When he introduced the bill in November, Udall called the insect infestation one of the West’s “biggest natural disasters.”
“These partisan games just create one more hurdle for us to get help,” Udall said Wednesday, saying the threat of fire is a “public safety emergency.”
Udall said there are still opportunities to hold the hearing before summer, but time is wasting. He said the forest service is already preparing its summer bark beetle plan. Udall said hikers and workers are in danger of falling trees, and the potential for fire is looming.
Udall said they are “literally playing with fire.”
Udall said another hearing in front of the Committee on Armed Services that brought admirals from as far away as Korea was also postponed. He said U.S. Sen. John McCain of Arizona had tried to continue the proceedings, but was overruled.
Udall said U.S. Sen. Richard Burr of North Carolina repeatedly objected to the Armed Services Committee hearing, “on behalf of unnamed colleague.” Senate rules do not require Burr to reveal the name of that colleague.
Calls to Sen. Burr’s and Sen. McCain’s offices were not immediately returned.
Udall said two other hearings, including a Veterans Affairs committee hearing on the homelessness of military veterans, had to end because the clock ran out.
Sen. Claire McCaskill said Wednesday that Republicans have sunk to a new low after the tactical maneuver forced her to cancel a subcommittee hearing on police training in Afghanistan.
Speaking on the Senate floor, McCaskill said the maneuver is a “new low of obstructionism” and “taking game playing to a whole new level.”
U.S. Sen.
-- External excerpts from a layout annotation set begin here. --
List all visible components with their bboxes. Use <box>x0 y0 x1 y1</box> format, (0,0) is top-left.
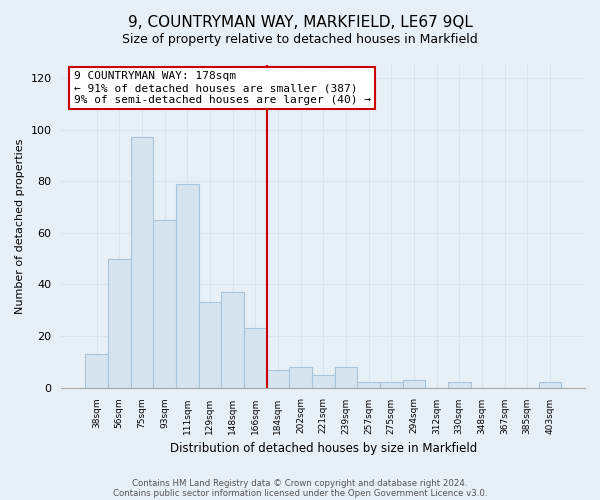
Text: 9 COUNTRYMAN WAY: 178sqm
← 91% of detached houses are smaller (387)
9% of semi-d: 9 COUNTRYMAN WAY: 178sqm ← 91% of detach… <box>74 72 371 104</box>
Bar <box>85 354 108 388</box>
Bar <box>289 367 312 388</box>
Text: Size of property relative to detached houses in Markfield: Size of property relative to detached ho… <box>122 32 478 46</box>
Bar <box>131 138 153 388</box>
Bar <box>176 184 199 388</box>
Bar <box>403 380 425 388</box>
Bar <box>335 367 357 388</box>
Bar <box>244 328 266 388</box>
Bar <box>448 382 470 388</box>
Bar <box>357 382 380 388</box>
X-axis label: Distribution of detached houses by size in Markfield: Distribution of detached houses by size … <box>170 442 477 455</box>
Text: Contains HM Land Registry data © Crown copyright and database right 2024.: Contains HM Land Registry data © Crown c… <box>132 478 468 488</box>
Text: 9, COUNTRYMAN WAY, MARKFIELD, LE67 9QL: 9, COUNTRYMAN WAY, MARKFIELD, LE67 9QL <box>128 15 472 30</box>
Bar <box>199 302 221 388</box>
Bar <box>539 382 561 388</box>
Y-axis label: Number of detached properties: Number of detached properties <box>15 138 25 314</box>
Bar <box>380 382 403 388</box>
Bar <box>312 374 335 388</box>
Bar <box>153 220 176 388</box>
Bar <box>266 370 289 388</box>
Bar <box>108 258 131 388</box>
Text: Contains public sector information licensed under the Open Government Licence v3: Contains public sector information licen… <box>113 488 487 498</box>
Bar <box>221 292 244 388</box>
James Risch, a Republican from Idaho, co-sponsored the bill. His state has been affected by the beetle infestations, as have the western states of Montana, New Mexico, Oregon, Washington and South Dakota.
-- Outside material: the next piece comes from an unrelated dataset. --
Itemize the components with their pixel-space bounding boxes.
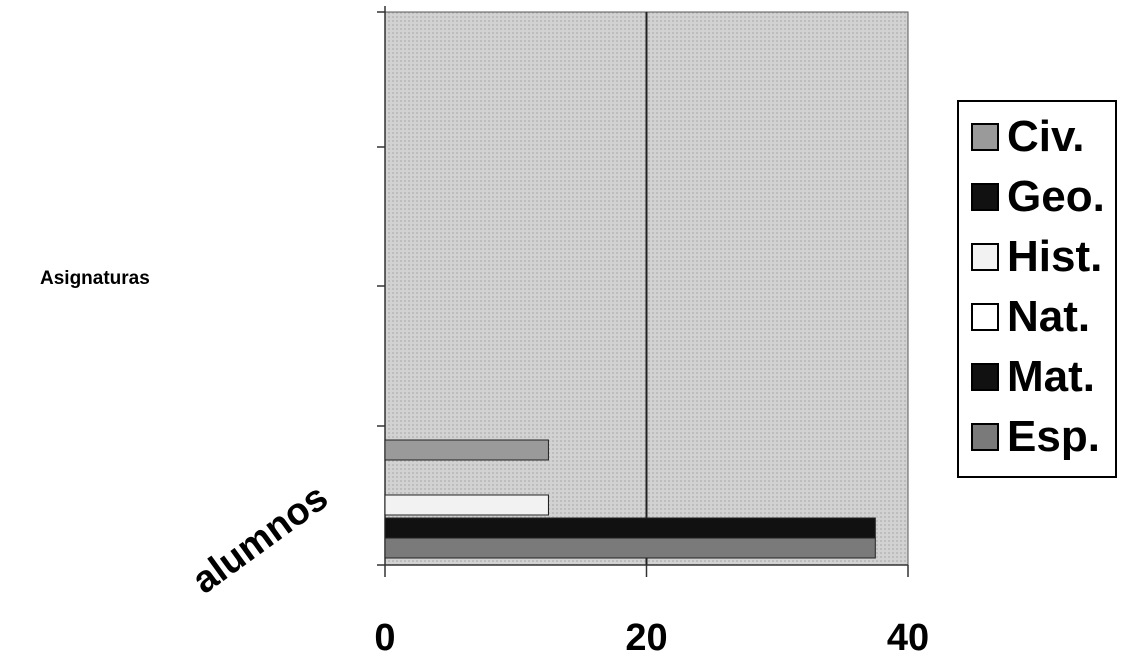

“I have a good working relationship with Senator Udall. I was pleased to cosponsor legislation on this important issue and will continue to work closely with him on it going forward,” Risch said. “As far as delay tactics go, it’s difficult to believe that the party in control of everything in Congress can blame the party that’s not.”
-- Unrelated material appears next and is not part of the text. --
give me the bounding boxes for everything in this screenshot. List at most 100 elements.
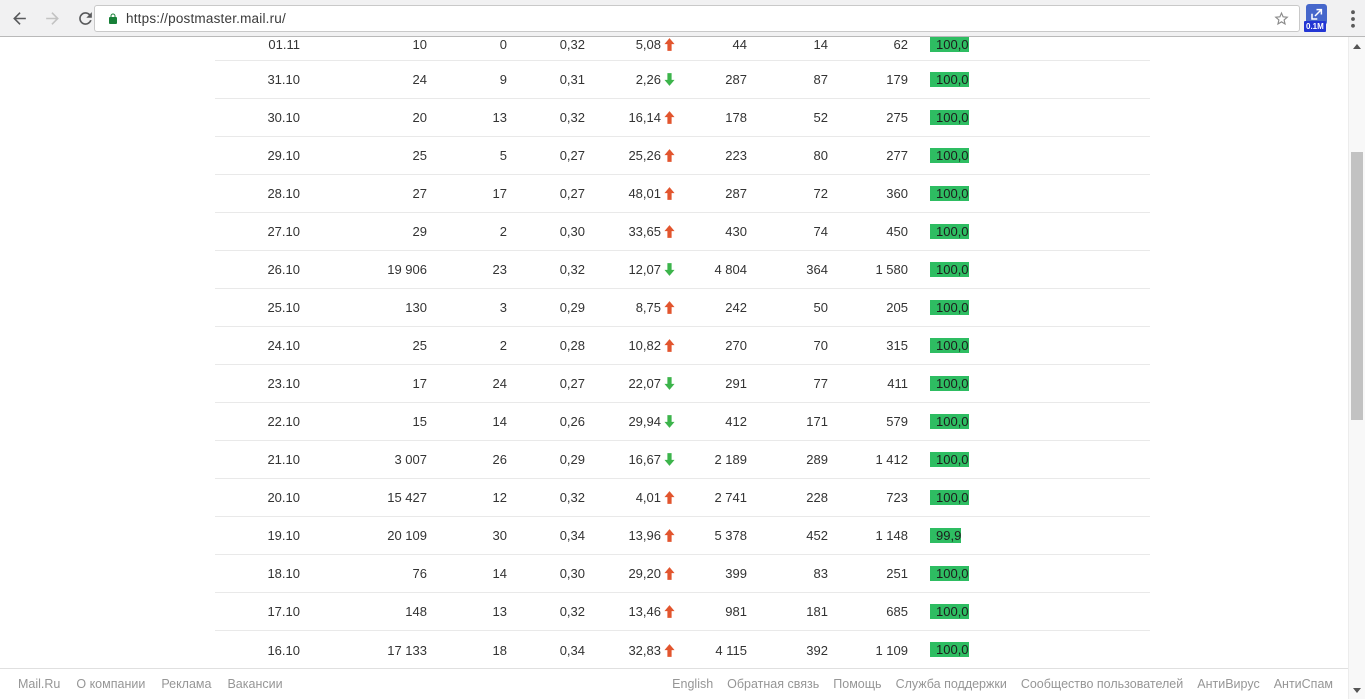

Colorado state Sen. Dan Gibbs – whose district has been greatly affected by bark beetles – had traveled from Colorado to Washington to testify at the hearing. He was sent home without testifying. A call to Gibbs’ office was not immediately returned.
Representatives from the Department of Agriculture and mining lands reclamation organizations were also slotted to testify.
Funds for managing the dead and dying trees would focus on thinning tree stands near homes, roads, power lines, campsites and key water sources.